Consumption Highlights
Films
Good movie watching month, helped on by Covid layup. Highlights were aplenty, but I’ll stick to three for now:
TV
This month we blazed through Murderville, while Pam and Tommy has proven compelling. We’ve watched lots of other stuff too, but I don’t want to use this as a place for negativity. Those two were my definite highlights.
Podcasts
Reviewing my podcast listening for the month, two things occur to me. First, I need to take some notes on these, if only so I retain more from them than mere passive listening gives. And two, a lot of my favourite/most memorable listens come from the same source podcasts. But rather than regurgitate the same three sources, I’ve picked out a few different ones this time:
- Syntax.fm had a fun interview with the creator of Wordle, Josh Wardle. It was fascinating to hear what hosting looks like, how he scaled it, and how little maintenance there was. These are the benefits of building a very straightforward PWA and letting the client do all the work.
- I’m a massive fan of SongExploder, and I enjoyed their breakdown of The Shins’ “New Slang”.
- Via Reply All, I listened to Science Vs’s piece by piece rebuttal of a Joe Rogan interview with an Anti Vax scientist. It was interesting to hear how risks presented by the vaccines were much greater in people who got Covid. A real lesson in how you can use data selectively to tell many conflicting stories.
- A bit of a Norwich City niche one, but the TNC lads have a great interview with Ben Gibson up.

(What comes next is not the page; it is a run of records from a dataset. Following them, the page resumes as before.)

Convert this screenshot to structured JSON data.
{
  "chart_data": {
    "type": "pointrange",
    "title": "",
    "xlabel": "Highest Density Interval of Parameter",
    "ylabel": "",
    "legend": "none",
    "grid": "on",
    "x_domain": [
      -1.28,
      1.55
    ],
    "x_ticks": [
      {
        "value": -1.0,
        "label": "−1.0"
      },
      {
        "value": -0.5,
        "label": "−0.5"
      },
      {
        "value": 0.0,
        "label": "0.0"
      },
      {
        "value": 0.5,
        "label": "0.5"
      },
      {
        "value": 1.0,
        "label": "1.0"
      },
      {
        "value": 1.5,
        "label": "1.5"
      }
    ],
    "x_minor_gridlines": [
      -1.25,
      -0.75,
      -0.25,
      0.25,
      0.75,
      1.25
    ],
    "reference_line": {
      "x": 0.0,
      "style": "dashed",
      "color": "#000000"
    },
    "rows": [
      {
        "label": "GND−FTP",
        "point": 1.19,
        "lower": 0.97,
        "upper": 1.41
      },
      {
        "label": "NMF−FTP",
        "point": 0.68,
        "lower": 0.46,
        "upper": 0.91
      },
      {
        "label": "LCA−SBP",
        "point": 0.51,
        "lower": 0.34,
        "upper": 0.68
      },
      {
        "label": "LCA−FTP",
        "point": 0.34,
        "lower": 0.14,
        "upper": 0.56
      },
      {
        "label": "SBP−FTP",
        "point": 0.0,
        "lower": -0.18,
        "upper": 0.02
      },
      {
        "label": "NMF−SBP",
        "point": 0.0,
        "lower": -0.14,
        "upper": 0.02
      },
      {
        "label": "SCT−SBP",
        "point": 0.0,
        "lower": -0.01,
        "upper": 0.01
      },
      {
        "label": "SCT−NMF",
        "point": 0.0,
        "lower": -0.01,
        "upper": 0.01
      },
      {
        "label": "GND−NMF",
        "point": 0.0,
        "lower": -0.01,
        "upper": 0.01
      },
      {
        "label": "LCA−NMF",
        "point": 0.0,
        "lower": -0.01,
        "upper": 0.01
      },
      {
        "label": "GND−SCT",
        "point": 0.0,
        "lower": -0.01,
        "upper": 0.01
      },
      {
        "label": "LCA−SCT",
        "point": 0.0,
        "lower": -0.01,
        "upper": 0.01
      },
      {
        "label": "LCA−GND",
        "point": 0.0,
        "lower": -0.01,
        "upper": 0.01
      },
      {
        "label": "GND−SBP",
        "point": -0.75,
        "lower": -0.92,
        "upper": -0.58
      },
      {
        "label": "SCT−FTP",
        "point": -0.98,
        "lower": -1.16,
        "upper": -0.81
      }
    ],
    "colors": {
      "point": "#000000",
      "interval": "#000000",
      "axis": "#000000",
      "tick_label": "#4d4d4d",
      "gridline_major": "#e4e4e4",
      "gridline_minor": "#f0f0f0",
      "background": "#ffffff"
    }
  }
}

I always go out of my way for a Ben Gibson chat. He’s a candid interviewee and brings a lot of insight into how things are running and received at the club.
Books
- In February I finished Ursula Le Guin’s A Wizard of Earthsea. A lovely book with some great lessons contained within it in a non-preachy way. I expect to look at more of her canon in the future.
- I completed Team Topologies, it gets referenced a lot at my workplace, and for good reason. It overlaps with concepts found in literature such as Accelerate. As well as modern architectural principles like micro-services and event-driven architectures.
- I started Greg Egan’s Diaspora, which is so far heavy but already rewarding if only in the amount it makes you think.
- And I started Making Work Visible, another much-cited book at work. It’s too early to have formed an opinion yet though.